Başlığa bakarak yasal, doğal ve hakiki bir intikalin varlığına dair kanaat sahibi oluyorsanız eğer, bu yazıyı sonuna kadar okumanızı özellikle istirham ediyorum...
Başlığa bakarak yasal, doğal ve hakiki bir intikalin varlığına dair kanaat sahibi oluyorsanız eğer, bu yazıyı sonuna kadar okumanızı özellikle istirham ediyorum.
Zira yazımızla bahsini yapmak, dikkat çekmek, altını çizmek istediğim mevzu, miras ve varis üzerinde ki haklılığın meşruiyetini sorgulayan bir başka bakış açısını ortaya koymak istemekteyim. Yani miras ile varis arasında ki akrabalık bağından hareketle hak, hukuk ve hakkaniyet vurgusu yapanların yanıldıklarına dair önemli ve anlamlı itirazlar ortaya koyacağım.
Ölüm hak ve miras helal demiş ya ata sözümüz?
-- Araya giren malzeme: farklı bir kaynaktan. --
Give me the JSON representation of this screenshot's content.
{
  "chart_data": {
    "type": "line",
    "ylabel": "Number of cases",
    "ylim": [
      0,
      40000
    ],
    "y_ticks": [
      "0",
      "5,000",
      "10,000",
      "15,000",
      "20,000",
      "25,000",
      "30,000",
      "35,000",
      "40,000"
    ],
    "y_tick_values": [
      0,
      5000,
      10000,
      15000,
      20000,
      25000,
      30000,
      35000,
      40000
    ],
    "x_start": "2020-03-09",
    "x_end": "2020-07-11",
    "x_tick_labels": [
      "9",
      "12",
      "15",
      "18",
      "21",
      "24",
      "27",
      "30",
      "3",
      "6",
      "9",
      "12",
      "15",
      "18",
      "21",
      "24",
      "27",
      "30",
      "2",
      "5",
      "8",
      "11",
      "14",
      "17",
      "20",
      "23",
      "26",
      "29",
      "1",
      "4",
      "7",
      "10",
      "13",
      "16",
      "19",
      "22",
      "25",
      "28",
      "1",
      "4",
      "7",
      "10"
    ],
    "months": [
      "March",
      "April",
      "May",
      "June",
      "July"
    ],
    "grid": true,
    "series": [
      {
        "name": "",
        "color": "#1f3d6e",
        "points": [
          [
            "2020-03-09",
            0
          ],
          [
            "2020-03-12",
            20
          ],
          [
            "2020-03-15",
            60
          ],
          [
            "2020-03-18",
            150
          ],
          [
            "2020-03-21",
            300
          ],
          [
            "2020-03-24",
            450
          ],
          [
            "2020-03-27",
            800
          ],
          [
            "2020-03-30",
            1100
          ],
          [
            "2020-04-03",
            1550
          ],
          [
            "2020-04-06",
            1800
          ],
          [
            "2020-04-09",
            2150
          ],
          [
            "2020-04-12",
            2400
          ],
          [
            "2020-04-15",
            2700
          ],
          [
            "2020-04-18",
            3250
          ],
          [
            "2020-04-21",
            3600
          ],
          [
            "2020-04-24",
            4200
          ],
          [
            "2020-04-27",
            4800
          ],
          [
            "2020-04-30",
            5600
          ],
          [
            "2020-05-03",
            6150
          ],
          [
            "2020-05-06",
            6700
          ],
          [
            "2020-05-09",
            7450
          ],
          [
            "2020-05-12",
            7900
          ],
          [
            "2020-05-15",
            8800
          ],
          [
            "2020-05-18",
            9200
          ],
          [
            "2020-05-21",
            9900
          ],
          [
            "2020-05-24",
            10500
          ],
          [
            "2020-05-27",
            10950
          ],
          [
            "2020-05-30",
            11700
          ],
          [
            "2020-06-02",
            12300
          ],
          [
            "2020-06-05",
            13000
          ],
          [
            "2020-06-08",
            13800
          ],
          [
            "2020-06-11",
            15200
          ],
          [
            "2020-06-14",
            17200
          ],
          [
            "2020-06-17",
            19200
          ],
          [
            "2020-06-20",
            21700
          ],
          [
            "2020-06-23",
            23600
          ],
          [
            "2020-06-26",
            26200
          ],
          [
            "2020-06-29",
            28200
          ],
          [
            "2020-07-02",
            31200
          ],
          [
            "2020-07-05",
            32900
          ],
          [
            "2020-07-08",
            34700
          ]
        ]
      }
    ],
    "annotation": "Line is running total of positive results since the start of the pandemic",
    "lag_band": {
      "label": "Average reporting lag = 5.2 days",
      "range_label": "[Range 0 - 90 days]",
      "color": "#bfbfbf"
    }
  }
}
Evet, ölüm hak ve miras helal ama bu duruma meşruiyet kazandıran ve mirası helal kılan tek ve salt amilin akrabalıktan kaynaklandığını iddia etmek, kanımca helal olan mirasa halel getirmektir diye düşünüyorum.
Evet, hem beşeri ve hem de İslam hukukuna göre miras ve varis arasında ki ilişkinin varlığı ve cari olanın da hala bu ilişkinin olduğu hepimizin malumudur. Benim de bu cari ilişkiye hepten ve külliyen bir itirazımdan dem vurmuyorum. Benim itirazım, miras ile varis arasında ki genel bağın salt kan bağı üzerinden cereyan ediyor oluşunadır.
Yani mirasın akrabalık bağından kaynaklı hukuki bir hakkın doğuşuyla birlikte, bir de ahlaki sorumluluktan kaynaklı bir başka verasetin, varis olmanın varlığından ve hatta önceliğinden dem vurarak böylesi bir intikalin daha evla olacağına dair kanaat ortaya koymak istiyorum.
Malınızın, mülkünüzün, imkan ve olanaklarınızın salt evlatlarınız oldukları için ve dolayısıyla illaki onların hakkıdır diye keskin ve kat'i bir inanç içerisindeyseniz eğer, bıraktığınız servetin sizden sonra ki nahoş kullanımlarından yana hisse sahibi olacağınıza dair önemli iddialarımın olduğuna dikkatlerinizi çekmek istiyorum.
Size varis olanların ahlaktan yana, çalışma, üretme, düşünme, tefekkür etme, bilinçli kullanma, insan ve yaşam döngüsüne dair umursamaz ve hatta gaddar bir tavır içerisinde olduklarına ve böylesi bir karakter taşıdıklarına dair kuvvetli bir inanç ve kanaat içerisindeyseniz eğer, evladınız olması, eşiniz olması ya da akrabanız olması, böylesi bir imkan ve olanaktan mahrum bırakmanıza engel teşkil etmemelidir.
Daha da somutlaştıracak olursak şayet, hiç bir akrabalık bağınız olmayan ama ahlak abidesi, çalışkan, haram ve helal dengesini gözeten, mazlum, mahrum, fakir, fukara, hak ve hukuk dengesine hassasiyet gösteren bir karakterin, kan bağınızla illiyet bağı kırduğunuz kişiden daha çok hak sahibi olduğu kanısındayım.
Böylesi bir kişinin tüm gayretlerine, samimiyetine, dürüstlüğüne, çalışkanlığına dair kuvvetli şehadetiniz, böylesi kişilerin varis kılınması gerektiğine dair en hakiki hak sahibi oldukarına ve karakterlerinin de yine en hakiki beyyine olduğuna dair önemli önerilerimin de altını çizmek istiyorum.
Gece gündüz çalışmalarınız, gayretleriniz, kan ve ter kusmalarınız üzerinden tepinen ve bu imkanlar dolayısıyla herkese tepeden bakan edepsiz, ahlaksız, patavatsız, şefkat ve merhametten yana yoksun, İslam ve insaniyetten yana nasipsiz bir kişinin evladınız olması, hak sahibi olduğu anlamına gelmemektedir.
Böylesi bir karaktersize salt kan bağınızdan dolayı bırakacağınız onca imkan ve olanağın hanenize yazılacak bambaşka eksilerin kaynağı olacağına da yine dikkatlerinizi çekmek istiyorum.
Miras, salt kan bağından kaynaklı bir hak değildir ve olmamalıdır da.